Consultora de etiqueta e boas maneiras, Angela Pimentel é outra que se aflige por esse comportamento. Em sua opinião, a falta de educação está clara também pelos atos de vandalismo praticados nos espaços culturais. "Há uma grande necessidade de as pessoas se conscientizarem sobre vários pontos, tais como respeito, pontualidade, etc.
 
Quanto à questão do uso dos celulares, vem piorando de maneira desenfreada, chegando até a ser um vício acompanhado da falta de controle. Existe etiqueta para o uso do celular. Atualmente, as pessoas perderam a noção – ligam em qualquer horário, enviam mensagens sem pedir licença e não entendem que à mesa não é lugar de celular.”

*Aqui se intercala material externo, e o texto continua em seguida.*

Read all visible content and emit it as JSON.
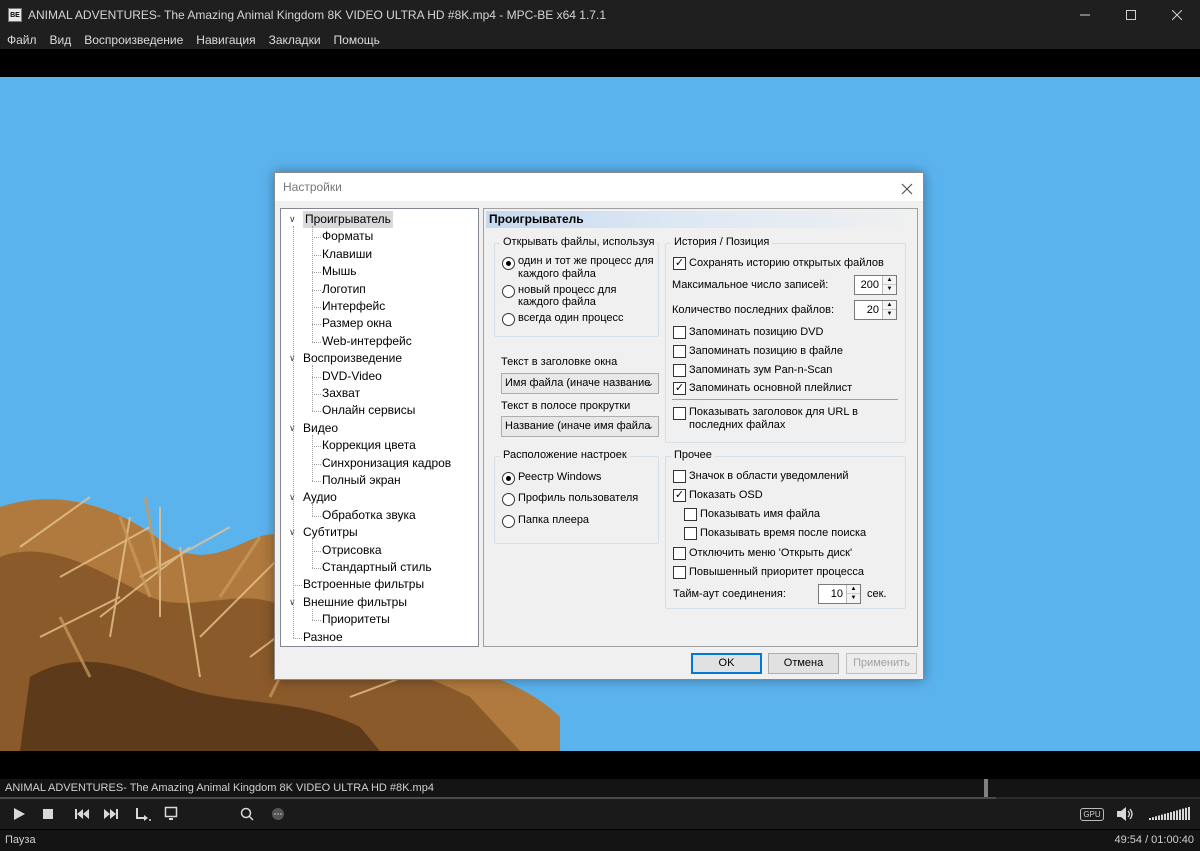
{
  "window": {
    "title": "ANIMAL ADVENTURES- The Amazing Animal Kingdom 8K VIDEO ULTRA HD #8K.mp4 - MPC-BE x64 1.7.1",
    "icon_text": "BE",
    "controls": [
      "minimize",
      "maximize",
      "close"
    ]
  },
  "menu": [
    "Файл",
    "Вид",
    "Воспроизведение",
    "Навигация",
    "Закладки",
    "Помощь"
  ],
  "player": {
    "file_info": "ANIMAL ADVENTURES- The Amazing Animal Kingdom 8K VIDEO ULTRA HD #8K.mp4",
    "seek_position_fraction": 0.83,
    "status": "Пауза",
    "time": "49:54 / 01:00:40",
    "gpu_badge": "GPU",
    "volume_fraction": 1.0
  },
  "dialog": {
    "title": "Настройки",
    "tree": [
      {
        "label": "Проигрыватель",
        "level": 0,
        "selected": true
      },
      {
        "label": "Форматы",
        "level": 1
      },
      {
        "label": "Клавиши",
        "level": 1
      },
      {
        "label": "Мышь",
        "level": 1
      },
      {
        "label": "Логотип",
        "level": 1
      },
      {
        "label": "Интерфейс",
        "level": 1
      },
      {
        "label": "Размер окна",
        "level": 1
      },
      {
        "label": "Web-интерфейс",
        "level": 1
      },
      {
        "label": "Воспроизведение",
        "level": 0
      },
      {
        "label": "DVD-Video",
        "level": 1
      },
      {
        "label": "Захват",
        "level": 1
      },
      {
        "label": "Онлайн сервисы",
        "level": 1
      },
      {
        "label": "Видео",
        "level": 0
      },
      {
        "label": "Коррекция цвета",
        "level": 1
      },
      {
        "label": "Синхронизация кадров",
        "level": 1
      },
      {
        "label": "Полный экран",
        "level": 1
      },
      {
        "label": "Аудио",
        "level": 0
      },
      {
        "label": "Обработка звука",
        "level": 1
      },
      {
        "label": "Субтитры",
        "level": 0
      },
      {
        "label": "Отрисовка",
        "level": 1
      },
      {
        "label": "Стандартный стиль",
        "level": 1
      },
      {
        "label": "Встроенные фильтры",
        "level": 0
      },
      {
        "label": "Внешние фильтры",
        "level": 0
      },
      {
        "label": "Приоритеты",
        "level": 1
      },
      {
        "label": "Разное",
        "level": 0
      }
    ],
    "panel_title": "Проигрыватель",
    "open_files": {
      "label": "Открывать файлы, используя",
      "options": [
        {
          "line1": "один и тот же процесс для",
          "line2": "каждого файла",
          "checked": true
        },
        {
          "line1": "новый процесс для",
          "line2": "каждого файла",
          "checked": false
        },
        {
          "line1": "всегда один процесс",
          "line2": "",
          "checked": false
        }
      ]
    },
    "window_title_text": {
      "label": "Текст в заголовке окна",
      "value": "Имя файла (иначе название"
    },
    "seekbar_text": {
      "label": "Текст в полосе прокрутки",
      "value": "Название (иначе имя файла"
    },
    "settings_location": {
      "label": "Расположение настроек",
      "options": [
        {
          "label": "Реестр Windows",
          "checked": true
        },
        {
          "label": "Профиль пользователя",
          "checked": false
        },
        {
          "label": "Папка плеера",
          "checked": false
        }
      ]
    },
    "history": {
      "label": "История / Позиция",
      "save_history": {
        "label": "Сохранять историю открытых файлов",
        "checked": true
      },
      "max_records": {
        "label": "Максимальное число записей:",
        "value": "200"
      },
      "recent_count": {
        "label": "Количество последних файлов:",
        "value": "20"
      },
      "remember_dvd": {
        "label": "Запоминать позицию DVD",
        "checked": false
      },
      "remember_file": {
        "label": "Запоминать позицию в файле",
        "checked": false
      },
      "remember_zoom": {
        "label": "Запоминать зум Pan-n-Scan",
        "checked": false
      },
      "remember_playlist": {
        "label": "Запоминать основной плейлист",
        "checked": true
      },
      "show_url_title": {
        "line1": "Показывать заголовок для URL в",
        "line2": "последних файлах",
        "checked": false
      }
    },
    "other": {
      "label": "Прочее",
      "tray_icon": {
        "label": "Значок в области уведомлений",
        "checked": false
      },
      "show_osd": {
        "label": "Показать OSD",
        "checked": true
      },
      "show_filename": {
        "label": "Показывать имя файла",
        "checked": false
      },
      "show_time_after_seek": {
        "label": "Показывать время после поиска",
        "checked": false
      },
      "disable_open_disc": {
        "label": "Отключить меню 'Открыть диск'",
        "checked": false
      },
      "high_priority": {
        "label": "Повышенный приоритет процесса",
        "checked": false
      },
      "timeout": {
        "label": "Тайм-аут соединения:",
        "value": "10",
        "unit": "сек."
      }
    },
    "buttons": {
      "ok": "OK",
      "cancel": "Отмена",
      "apply": "Применить"
    }
  }
}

Angela afirma que “o bom senso deve prevalecer em todas as ocasiões". Para preservar o “bom convívio social”, ela acha "importante que todo cidadão não seja tão informal com tanta naturalidade, chegando a ser considerado aquele que quer dar sempre um jeitinho brasileiro. A educação e o respeito são prioridades em qualquer ambiente, nas filas, falando mais baixo, com atitudes mais discretas e sendo elegante em todas as situações".

três perguntas para...

Claudia Matarazzo especialista em etiqueta e comportamento

O celular e as redes sociais potencializaram o mau comportamento em espaços culturais?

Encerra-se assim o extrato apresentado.